Dr. Hirsch has been interested in new technologies for the treatment of diabetes, particularly those involved in the use of insulin therapy. He has also been interested in the mechanisms of how insulin comodulates inflammation with glucose and how this results in improvements in outcomes of hospitalized patients. The management of hyperglycemia in the hospital has been an interest of Dr. Hirsch’s for over 20 years, and he has been involved in national policy implementation for this issue. He is involved in numerous clinical research trials, and is currently a leader in the area of real-time continuous glucose monitoring. He also is interested in the use of computers in diabetes data management and how pattern recognition can be used to improve diabetes control, in addition to how glycemic variability noted on glucose meter downloads may be an independent risk for microvascular complications.

Dr. Hirsch is an active member of the ADA, AACE, the American College of Physicians, and the American Board of Internal Medicine. He has a very active clinical practice in which 80% of patients have type 1 diabetes. He has written over 100 papers including a review of insulin in the New England Journal of Medicine, 40 editorials, numerous book chapters, and four books for patients and physicians. He is the past editor-in-chief of DOC News and Clinical Diabetes. In 2001 he was awarded Young Physician of the Year by the University of Missouri, in 2004 he was awarded the Physician Clinician of the Year award by the American Diabetes Association, and in 2006 he received the Distinguished Endocrinologist Award from the American Association of Clinical Endocrinologists.

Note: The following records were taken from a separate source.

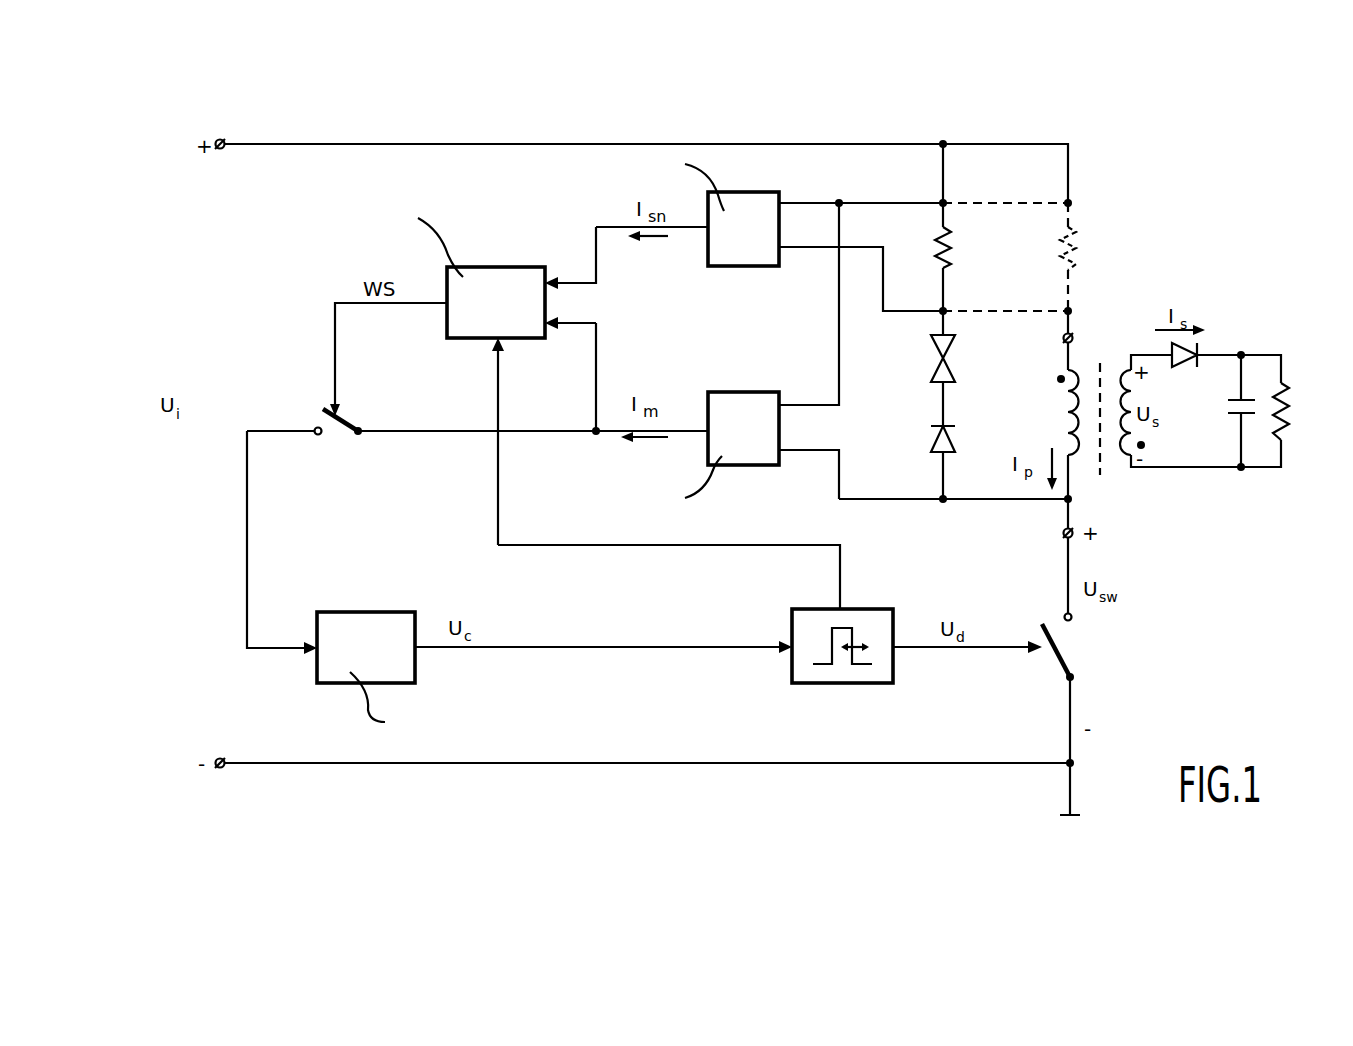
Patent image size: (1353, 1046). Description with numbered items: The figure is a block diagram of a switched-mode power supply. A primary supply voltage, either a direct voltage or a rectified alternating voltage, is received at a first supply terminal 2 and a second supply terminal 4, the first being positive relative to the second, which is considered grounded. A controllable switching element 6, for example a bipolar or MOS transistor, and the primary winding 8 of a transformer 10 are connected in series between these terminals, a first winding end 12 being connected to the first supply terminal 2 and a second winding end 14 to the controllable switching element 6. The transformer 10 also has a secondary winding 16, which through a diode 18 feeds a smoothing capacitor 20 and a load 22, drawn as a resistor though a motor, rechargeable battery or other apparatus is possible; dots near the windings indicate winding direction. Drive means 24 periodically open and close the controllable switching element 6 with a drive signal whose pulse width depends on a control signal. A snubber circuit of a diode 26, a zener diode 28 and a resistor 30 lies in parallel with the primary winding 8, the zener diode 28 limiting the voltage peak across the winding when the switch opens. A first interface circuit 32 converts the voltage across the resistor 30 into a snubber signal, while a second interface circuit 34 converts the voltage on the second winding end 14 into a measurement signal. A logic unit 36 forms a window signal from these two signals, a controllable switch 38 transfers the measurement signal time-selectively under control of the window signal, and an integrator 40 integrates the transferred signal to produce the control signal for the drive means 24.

The first supply terminal 2 is at (221, 139).
The second supply terminal 4 is at (221, 769).
The controllable switching element 6 is at (1062, 655).
The primary winding 8 is at (1067, 412).
The transformer 10 is at (1090, 418).
The first winding end 12 is at (1075, 335).
The second winding end 14 is at (1062, 533).
The secondary winding 16 is at (1104, 367).
The diode 18 is at (1200, 350).
The smoothing capacitor 20 is at (1236, 411).
The load 22 is at (1291, 415).
The drive means 24 is at (813, 608).
The diode 26 is at (954, 441).
The zener diode 28 is at (951, 346).
The resistor 30 is at (951, 252).
The first interface circuit 32 is at (728, 268).
The second interface circuit 34 is at (731, 391).
The logic unit 36 is at (492, 265).
The controllable switch 38 is at (350, 410).
The integrator 40 is at (366, 611).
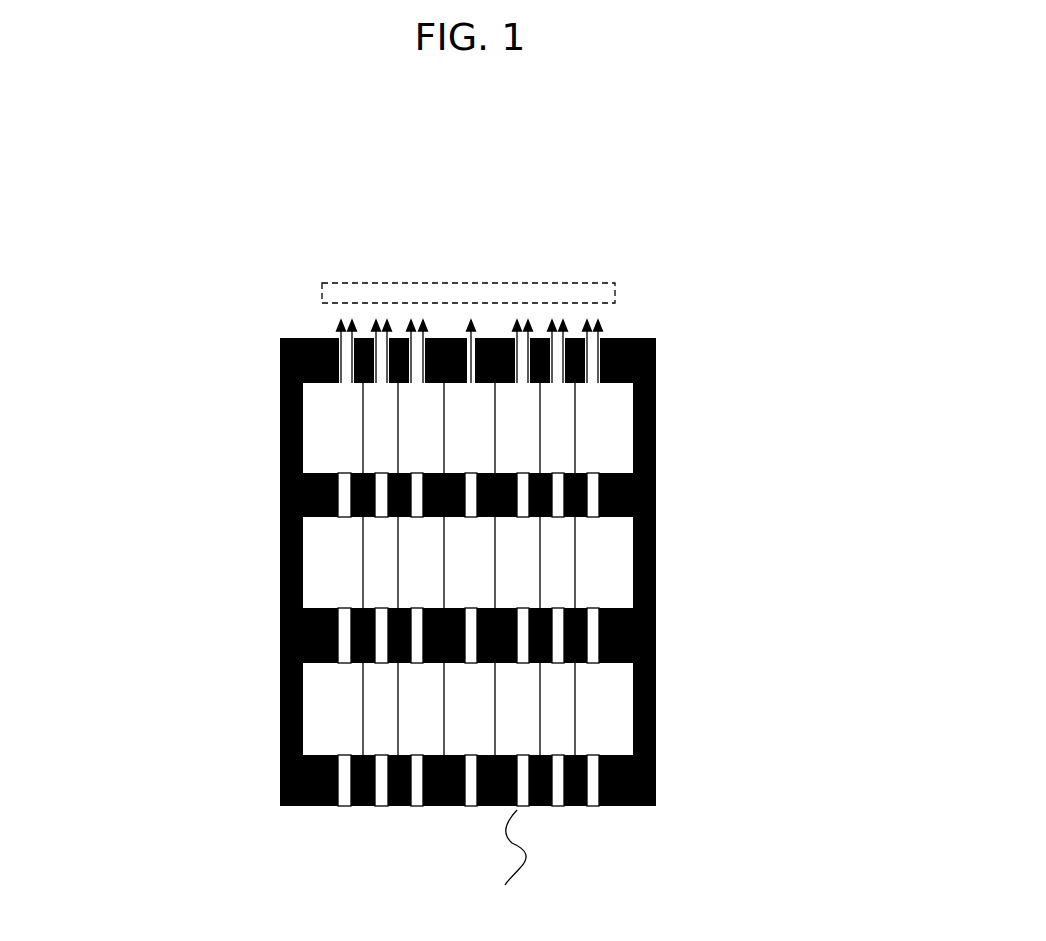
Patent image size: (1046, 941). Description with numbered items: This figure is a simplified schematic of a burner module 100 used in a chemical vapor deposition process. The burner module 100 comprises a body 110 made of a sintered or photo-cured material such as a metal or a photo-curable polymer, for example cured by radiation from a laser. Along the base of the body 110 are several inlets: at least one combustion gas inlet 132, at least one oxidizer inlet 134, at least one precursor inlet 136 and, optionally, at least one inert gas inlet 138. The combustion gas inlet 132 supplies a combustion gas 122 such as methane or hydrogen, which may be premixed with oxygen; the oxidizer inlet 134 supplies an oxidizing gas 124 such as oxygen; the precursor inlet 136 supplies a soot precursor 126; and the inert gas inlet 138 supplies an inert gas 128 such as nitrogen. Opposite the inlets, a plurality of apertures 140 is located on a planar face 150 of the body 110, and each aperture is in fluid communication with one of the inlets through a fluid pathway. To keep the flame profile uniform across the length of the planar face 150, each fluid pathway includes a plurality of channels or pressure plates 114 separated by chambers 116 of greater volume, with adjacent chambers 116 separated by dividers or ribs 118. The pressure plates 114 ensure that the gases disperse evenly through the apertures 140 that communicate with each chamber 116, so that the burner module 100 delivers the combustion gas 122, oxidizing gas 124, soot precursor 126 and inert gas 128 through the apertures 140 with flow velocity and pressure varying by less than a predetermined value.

The burner module 100 is at (493, 123).
The body 110 is at (292, 428).
The pressure plates 114 is at (327, 648).
The chambers 116 is at (550, 447).
The dividers or ribs 118 is at (363, 697).
The combustion gas 122 is at (377, 313).
The oxidizing gas 124 is at (412, 313).
The soot precursor 126 is at (472, 313).
The inert gas 128 is at (338, 313).
The combustion gas inlet 132 is at (373, 805).
The oxidizer inlet 134 is at (417, 805).
The precursor inlet 136 is at (470, 805).
The inert gas inlet 138 is at (337, 805).
The apertures 140 is at (463, 373).
The planar face 150 is at (470, 281).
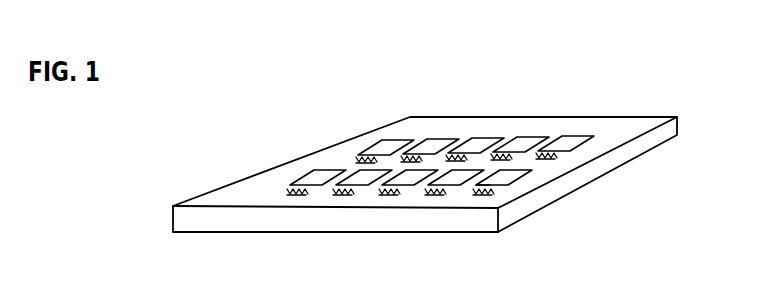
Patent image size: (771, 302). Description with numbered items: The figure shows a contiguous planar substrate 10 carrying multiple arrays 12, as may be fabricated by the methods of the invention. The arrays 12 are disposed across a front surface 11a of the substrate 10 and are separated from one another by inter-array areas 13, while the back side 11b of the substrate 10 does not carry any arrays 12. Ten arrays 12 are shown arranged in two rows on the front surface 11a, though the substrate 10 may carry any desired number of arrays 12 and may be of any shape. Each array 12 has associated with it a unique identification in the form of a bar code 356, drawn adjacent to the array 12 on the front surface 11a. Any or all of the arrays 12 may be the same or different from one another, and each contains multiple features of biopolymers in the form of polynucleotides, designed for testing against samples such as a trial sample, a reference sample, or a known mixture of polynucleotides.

The substrate 10 is at (443, 181).
The front surface 11a is at (620, 126).
The back side 11b is at (262, 237).
The array 12 is at (327, 172).
The inter-array area 13 is at (472, 186).
The bar code 356 is at (357, 156).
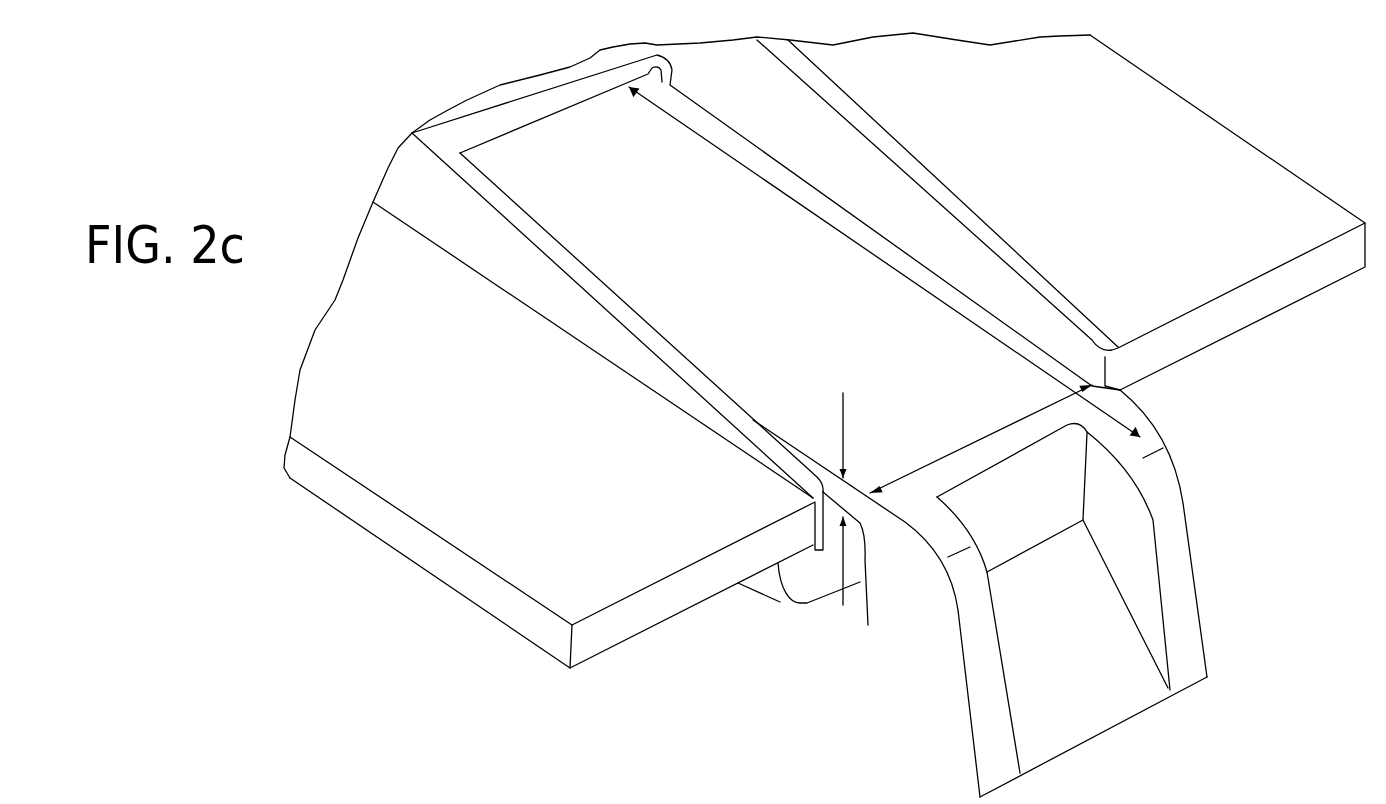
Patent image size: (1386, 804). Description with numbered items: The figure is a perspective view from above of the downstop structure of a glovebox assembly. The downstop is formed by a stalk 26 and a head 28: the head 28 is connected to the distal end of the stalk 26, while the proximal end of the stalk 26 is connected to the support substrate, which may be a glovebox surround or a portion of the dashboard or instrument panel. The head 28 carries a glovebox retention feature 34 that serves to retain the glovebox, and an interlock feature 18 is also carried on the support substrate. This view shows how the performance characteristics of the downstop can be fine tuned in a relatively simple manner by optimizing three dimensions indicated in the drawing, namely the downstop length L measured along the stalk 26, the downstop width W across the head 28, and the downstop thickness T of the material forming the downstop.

Dr. Hirsch has held numerous national ADA positions over the years including Scientific Sessions Program Committee, Scientific Sessions Chair, Board of Directors, member and later chair of the professional practice committee, and chair of several education initiatives. Locally he has served on the affiliate board and the leadership board.

Howard Wolpert, MD
Dr. Wolpert is Senior Physician in the Section of Adult Diabetes and Director of the Insulin Pump & Continuous Glucose Monitoring Programs at the Joslin Diabetes Center. Dr. Wolpert was raised and attended medical school in South Africa. He received residency training in Internal Medicine at Deaconess Hospital/Harvard Medical School, followed by fellowship at Brigham & Women’s Hospital and Joslin Diabetes Center, passing the Endocrinology Board examinations at the 99th percentile. His research and clinical interests focus on the implementation of intensive diabetes management and enhancing patient adherence. Dr. Wolpert is author of Smart Pumping, published by the American Diabetes Association. He is also co-author of Transitions in Care, a guidebook focusing on the issues and challenges faced by young adults during the transition to independent diabetes self-care, recently published by the American Diabetes Association. Dr. Wolpert was a principal investigator in the Star 1 trial, the first long-term randomized controlled trial evaluating the use of real-time continuous glucose monitoring (CGM) in the management of type 1 diabetes, and the recently completed JDRF-sponsored CGM trial. Over the past year he has established a structured education pathway, including a one-day program called Sensor Logic, to train adult patients at Joslin in the use of continuous glucose monitoring.